Knowing what doctors are ordering: This information has always been an important advantage of the pharmaceutical industry, which routinely buys the detailed prescribing records of specific physicians from intermediaries such as IMS, who in turn purchase these records from nearly every pharmacy in the nation. In the hands of an agile pharmaceutical representative, knowing a doctor’s drug preferences can be a powerful tool in shaping a promotional message tailored to that person.

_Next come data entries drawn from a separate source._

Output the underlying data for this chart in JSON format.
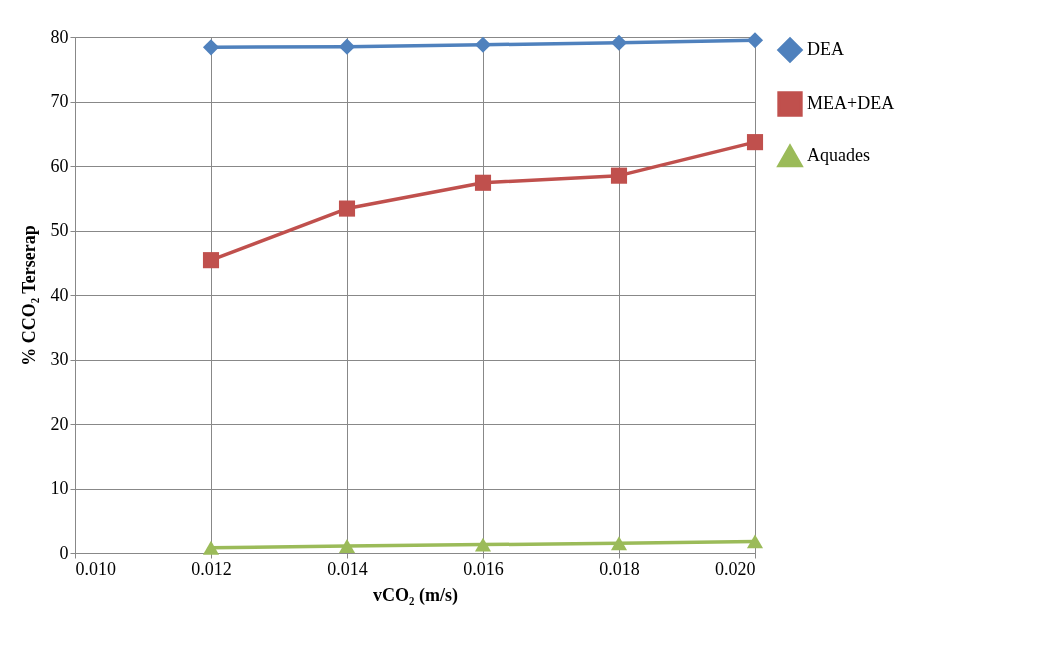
{
  "chart_data": {
    "type": "line",
    "xlabel": "vCO₂ (m/s)",
    "ylabel": "% CCO₂ Terserap",
    "x": [
      0.012,
      0.014,
      0.016,
      0.018,
      0.02
    ],
    "series": [
      {
        "name": "DEA",
        "color": "#4f81bd",
        "marker": "diamond",
        "values": [
          78.4,
          78.5,
          78.8,
          79.1,
          79.5
        ]
      },
      {
        "name": "MEA+DEA",
        "color": "#c0504d",
        "marker": "square",
        "values": [
          45.4,
          53.4,
          57.4,
          58.5,
          63.7
        ]
      },
      {
        "name": "Aquades",
        "color": "#9bbb59",
        "marker": "triangle",
        "values": [
          0.8,
          1.1,
          1.3,
          1.5,
          1.8
        ]
      }
    ],
    "xlim": [
      0.01,
      0.02
    ],
    "xticks": [
      {
        "value": 0.01,
        "label": "0.010"
      },
      {
        "value": 0.012,
        "label": "0.012"
      },
      {
        "value": 0.014,
        "label": "0.014"
      },
      {
        "value": 0.016,
        "label": "0.016"
      },
      {
        "value": 0.018,
        "label": "0.018"
      },
      {
        "value": 0.02,
        "label": "0.020"
      }
    ],
    "ylim": [
      0,
      80
    ],
    "yticks": [
      0,
      10,
      20,
      30,
      40,
      50,
      60,
      70,
      80
    ],
    "grid": true,
    "legend": "right",
    "line_style": "solid"
  }
}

Many of us in have had mixed views about the use of such data. On the one hand, it can make possible a more precisely focused discussion about optimal ordering of tests and treatments that is based on a given practitioner’s actual behavior. On the other hand, the approach comes with several risks. One is the concern that clinicians may feel “spied upon” – a problem that doesn’t seem to come up much in industry visits. This in turn can divert the conversation to discussion of “Why are you visiting me?” rather than a conversation about optimal patient care.
Data feedback to clinicians also degenerates frequently into he said-she said debates that often come down to “My patients are different!” We welcome feedback from academic detailing programs on how this use of data has worked (or hasn’t) in their own settings.
What patients are (or aren’t) doing: The computerization of dispensing records opened an era of hitherto-difficult research on patient adherence to their medication regimens, with generally depressing findings of low adherence. The full import of this rampant epidemic of non-compliance is still not well understood by most prescribers. The rapid growth in mobile and wearable technologies that capture physical activity and other lifestyle choices provides another potential source of data on patient behavior, but the best applications of this information are even less well understood.
In principle, academic detailing programs embedded in health care organizations can provide feedback to clinicians on how much or how little their patients are taking medications as directed or complying with other medical advice, and – more important – what to do about it. Is this a useful component of the educational encounter? Again, we would welcome hearing how this use of big data to provide feedback on adherence or patient behavior does or doesn’t fit into the work of ongoing academic detailing programs.
In the coming years, we will see even greater access to terabytes of data on who is ordering what, and what patients are doing with their prescriptions and other treatments. Used well, this technological revolution can provide added power to programs designed to improve that clinical decision making.